Local oil company Hart Petroleum (Deer Park, N.Y.) filled up the oil tank with biofuel B5, a mixture of biofuel and heating oil. In addition, the Town of Brookhaven waived all fees associated with the demolition of the old house and construction of the new house.
It took about two days to install the heating system with volunteers from the Long Island chapter, O’Brien says.
Winter storms and freezing temperatures set construction back about a month, the North Shore Sun reports, but the home is almost complete. It contains about 2,200 square feet of living space with four bedrooms, a dining room, family room, living room, kitchen and 2 1/2 bathrooms.
The family has been living in a $2,000-a-month rental in Mount Sinai, paid for by an anonymous benefactor from New York City, while BHLI builds their new home.
New York City ChapterIt was a custody battle that got NAOHSM’s New York City Chapter involved in it’s most recent OHC project. Michelle Greene was a fuel oil customer of Combind Oil (Bronx, N.Y.). Her boiler had failed and was leaking, so she had no heat or hot water. She contacted Combind in October 2010.
“The boiler was under warranty and the manufacturer was willing to replace it, but she couldn’t even pay for the labor,” says Angel Gonzalez, service manager at Combind and a member of the NYC Chapter.
A further complication involved her tenant, a single father who was in danger of losing custody of his three boys because of the lack of heat. Greene’s financial situation was precarious after having cared for her ailing mother, who had recently died.

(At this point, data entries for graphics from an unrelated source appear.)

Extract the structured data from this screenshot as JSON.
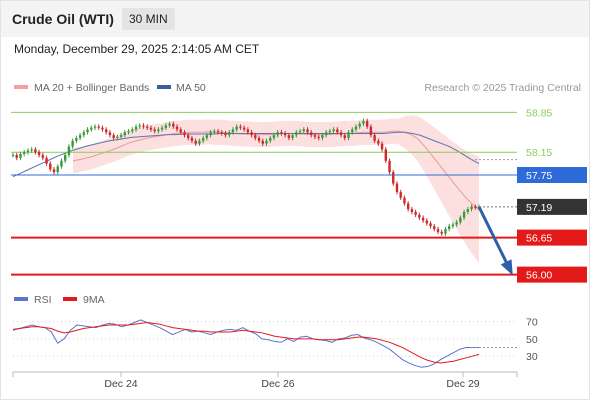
{
  "header": {
    "title": "Crude Oil (WTI)",
    "timeframe": "30 MIN",
    "timestamp": "Monday, December 29, 2025 2:14:05 AM CET"
  },
  "legend": {
    "items": [
      {
        "label": "MA 20 + Bollinger Bands",
        "color": "#f4a0a0"
      },
      {
        "label": "MA 50",
        "color": "#3a5fa0"
      }
    ],
    "credit": "Research © 2025 Trading Central"
  },
  "colors": {
    "up": "#3a9a3a",
    "down": "#cc2a2a",
    "band": "#fbd9d9",
    "ma20": "#e89a9a",
    "ma50": "#5a74b0",
    "resistance": "#8ccc5c",
    "blue_level": "#2f6bd8",
    "support": "#e41a1a",
    "current": "#333333",
    "arrow": "#2e5fa6"
  },
  "chart_data": [
    {
      "type": "candlestick",
      "title": "",
      "x_tick_labels": [
        "Dec 24",
        "Dec 26",
        "Dec 29"
      ],
      "ylim": [
        55.8,
        59.05
      ],
      "levels": [
        {
          "label": "58.85",
          "value": 58.85,
          "kind": "resistance"
        },
        {
          "label": "58.15",
          "value": 58.15,
          "kind": "resistance"
        },
        {
          "label": "57.75",
          "value": 57.75,
          "kind": "pivot"
        },
        {
          "label": "57.19",
          "value": 57.19,
          "kind": "current"
        },
        {
          "label": "56.65",
          "value": 56.65,
          "kind": "support"
        },
        {
          "label": "56.00",
          "value": 56.0,
          "kind": "support"
        }
      ],
      "close": [
        58.1,
        58.05,
        58.12,
        58.15,
        58.18,
        58.2,
        58.15,
        58.1,
        58.05,
        57.95,
        57.85,
        57.8,
        57.9,
        58.0,
        58.1,
        58.25,
        58.35,
        58.4,
        58.45,
        58.5,
        58.55,
        58.58,
        58.6,
        58.58,
        58.55,
        58.5,
        58.45,
        58.4,
        58.42,
        58.45,
        58.5,
        58.52,
        58.55,
        58.6,
        58.62,
        58.6,
        58.58,
        58.55,
        58.52,
        58.55,
        58.58,
        58.62,
        58.65,
        58.6,
        58.55,
        58.5,
        58.45,
        58.4,
        58.35,
        58.3,
        58.35,
        58.4,
        58.45,
        58.5,
        58.52,
        58.5,
        58.48,
        58.45,
        58.5,
        58.55,
        58.6,
        58.58,
        58.55,
        58.5,
        58.45,
        58.4,
        58.35,
        58.3,
        58.35,
        58.4,
        58.45,
        58.5,
        58.48,
        58.45,
        58.4,
        58.45,
        58.5,
        58.52,
        58.55,
        58.5,
        58.45,
        58.42,
        58.4,
        58.45,
        58.5,
        58.52,
        58.55,
        58.5,
        58.45,
        58.4,
        58.5,
        58.55,
        58.6,
        58.65,
        58.7,
        58.6,
        58.45,
        58.35,
        58.3,
        58.2,
        58.0,
        57.8,
        57.6,
        57.45,
        57.35,
        57.25,
        57.15,
        57.1,
        57.05,
        57.0,
        56.95,
        56.9,
        56.85,
        56.8,
        56.75,
        56.72,
        56.8,
        56.85,
        56.88,
        56.92,
        57.0,
        57.1,
        57.15,
        57.19,
        57.18,
        57.19
      ],
      "ma20": [
        58.0,
        58.02,
        58.05,
        58.08,
        58.12,
        58.16,
        58.2,
        58.25,
        58.3,
        58.34,
        58.37,
        58.4,
        58.42,
        58.44,
        58.46,
        58.48,
        58.49,
        58.5,
        58.5,
        58.5,
        58.51,
        58.5,
        58.5,
        58.49,
        58.48,
        58.47,
        58.47,
        58.46,
        58.46,
        58.46,
        58.47,
        58.48,
        58.48,
        58.48,
        58.47,
        58.46,
        58.46,
        58.46,
        58.46,
        58.47,
        58.48,
        58.48,
        58.49,
        58.5,
        58.5,
        58.5,
        58.5,
        58.52,
        58.52,
        58.5,
        58.46,
        58.38,
        58.25,
        58.1,
        57.95,
        57.8,
        57.65,
        57.5,
        57.36,
        57.24,
        57.14
      ],
      "ma50": [
        57.72,
        57.78,
        57.84,
        57.9,
        57.96,
        58.02,
        58.08,
        58.13,
        58.18,
        58.22,
        58.26,
        58.29,
        58.32,
        58.35,
        58.37,
        58.39,
        58.41,
        58.42,
        58.43,
        58.44,
        58.45,
        58.46,
        58.46,
        58.47,
        58.47,
        58.47,
        58.47,
        58.47,
        58.48,
        58.48,
        58.48,
        58.48,
        58.48,
        58.48,
        58.48,
        58.48,
        58.48,
        58.48,
        58.48,
        58.48,
        58.48,
        58.48,
        58.48,
        58.48,
        58.48,
        58.48,
        58.48,
        58.48,
        58.48,
        58.48,
        58.48,
        58.49,
        58.5,
        58.5,
        58.48,
        58.45,
        58.4,
        58.35,
        58.3,
        58.25,
        58.18,
        58.1,
        58.02,
        57.95
      ]
    },
    {
      "type": "line",
      "title": "",
      "legend": [
        "RSI",
        "9MA"
      ],
      "ylim": [
        15,
        80
      ],
      "y_ticks": [
        70,
        50,
        30
      ],
      "series": [
        {
          "name": "RSI",
          "values": [
            60,
            62,
            64,
            66,
            64,
            63,
            58,
            45,
            50,
            60,
            66,
            65,
            64,
            63,
            66,
            68,
            67,
            64,
            66,
            69,
            72,
            69,
            66,
            63,
            59,
            55,
            58,
            61,
            58,
            59,
            57,
            55,
            58,
            60,
            61,
            60,
            63,
            59,
            56,
            50,
            49,
            47,
            46,
            50,
            47,
            52,
            53,
            50,
            49,
            48,
            46,
            50,
            51,
            54,
            55,
            51,
            49,
            46,
            42,
            38,
            32,
            26,
            22,
            19,
            17,
            18,
            21,
            26,
            30,
            34,
            38,
            40,
            40,
            40
          ]
        },
        {
          "name": "9MA",
          "values": [
            61,
            62,
            63,
            64,
            64,
            63,
            62,
            59,
            57,
            58,
            60,
            62,
            63,
            64,
            65,
            66,
            66,
            66,
            66,
            67,
            68,
            69,
            68,
            67,
            65,
            63,
            62,
            61,
            60,
            59,
            59,
            58,
            58,
            58,
            58,
            59,
            60,
            59,
            58,
            57,
            55,
            53,
            52,
            51,
            50,
            50,
            50,
            50,
            49,
            49,
            49,
            49,
            50,
            51,
            52,
            52,
            51,
            50,
            48,
            46,
            43,
            40,
            36,
            32,
            28,
            25,
            23,
            22,
            23,
            24,
            26,
            28,
            30,
            32
          ]
        }
      ]
    }
  ]
}
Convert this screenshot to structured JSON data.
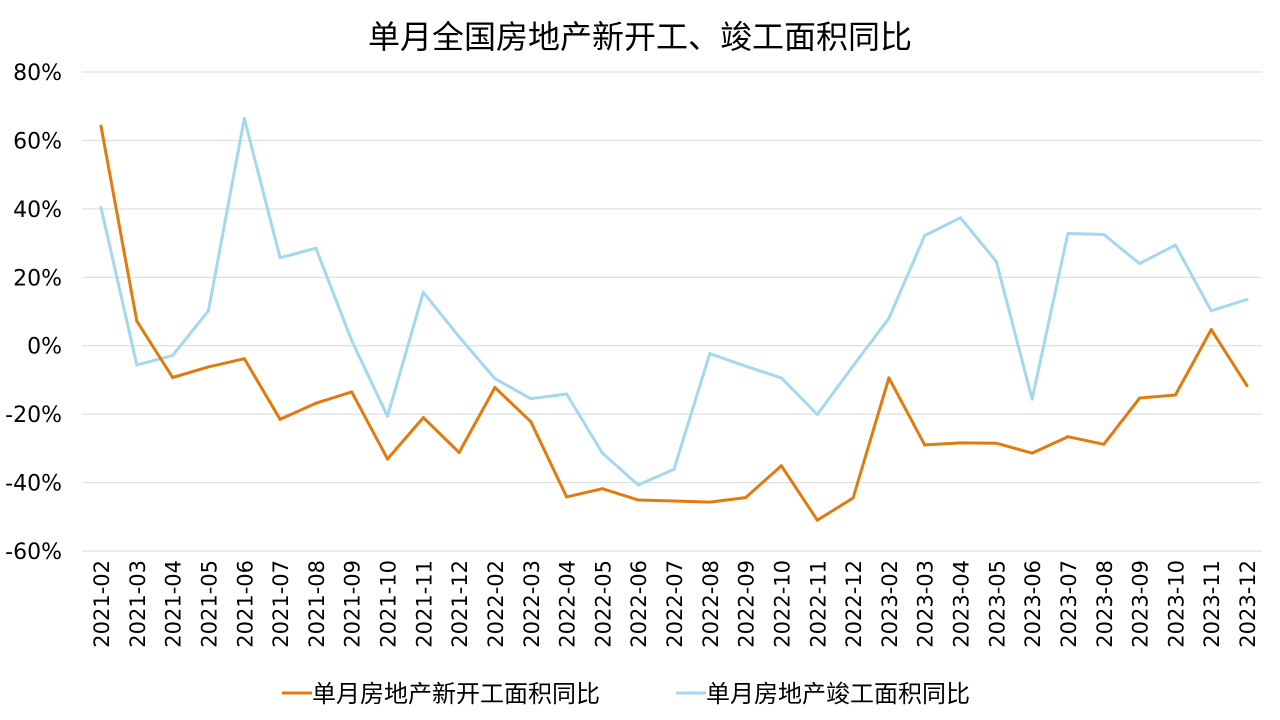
{
  "chart_data": {
    "type": "line",
    "title": "单月全国房地产新开工、竣工面积同比",
    "xlabel": "",
    "ylabel": "",
    "ylim": [
      -60,
      80
    ],
    "yticks": [
      -60,
      -40,
      -20,
      0,
      20,
      40,
      60,
      80
    ],
    "ytick_labels": [
      "-60%",
      "-40%",
      "-20%",
      "0%",
      "20%",
      "40%",
      "60%",
      "80%"
    ],
    "grid": true,
    "legend_position": "bottom",
    "categories": [
      "2021-02",
      "2021-03",
      "2021-04",
      "2021-05",
      "2021-06",
      "2021-07",
      "2021-08",
      "2021-09",
      "2021-10",
      "2021-11",
      "2021-12",
      "2022-02",
      "2022-03",
      "2022-04",
      "2022-05",
      "2022-06",
      "2022-07",
      "2022-08",
      "2022-09",
      "2022-10",
      "2022-11",
      "2022-12",
      "2023-02",
      "2023-03",
      "2023-04",
      "2023-05",
      "2023-06",
      "2023-07",
      "2023-08",
      "2023-09",
      "2023-10",
      "2023-11",
      "2023-12"
    ],
    "series": [
      {
        "name": "单月房地产新开工面积同比",
        "color": "#e07b10",
        "values": [
          64.2,
          7.2,
          -9.3,
          -6.2,
          -3.8,
          -21.5,
          -16.8,
          -13.5,
          -33.1,
          -21.0,
          -31.2,
          -12.2,
          -22.2,
          -44.2,
          -41.8,
          -45.1,
          -45.4,
          -45.7,
          -44.4,
          -35.1,
          -51.0,
          -44.5,
          -9.4,
          -29.0,
          -28.4,
          -28.5,
          -31.4,
          -26.6,
          -28.8,
          -15.3,
          -14.4,
          4.7,
          -11.7
        ]
      },
      {
        "name": "单月房地产竣工面积同比",
        "color": "#a3d8ee",
        "values": [
          40.4,
          -5.6,
          -2.9,
          10.2,
          66.4,
          25.7,
          28.5,
          1.5,
          -20.6,
          15.6,
          2.6,
          -9.6,
          -15.5,
          -14.1,
          -31.4,
          -40.7,
          -36.1,
          -2.3,
          -6.0,
          -9.4,
          -20.1,
          -5.9,
          8.0,
          32.2,
          37.4,
          24.6,
          -15.6,
          32.8,
          32.5,
          24.0,
          29.4,
          10.2,
          13.5
        ]
      }
    ]
  }
}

Several weeks after her initial call, Greene contacted Combind again to ask for help. The expense of replacing the boiler was more than she could afford, but the impending court date of Greene’s tenant made the situation even more dire. Gonzalez knew this was a perfect fit for Oil Heat Cares. The approval process was fast-tracked and the new equipment was installed in December.
Gonzalez contacted Combind’s new parent company, Petroleum Heat & Power Co. (Petro), about participating in the project. “Petro was very gracious and was able to negotiate for a new boiler and burner instead of just the warranty replacement parts,” he notes.
The old equipment was replaced with a Granby oil tank, a Burnham boiler from Blackman Plumbing (Bayport, N.Y.), and pipe and fittings from Westchester Square Plumbing Supply in the Bronx. Technicians from Combind Oil and Petro donated the labor to install the new heating system before the holidays.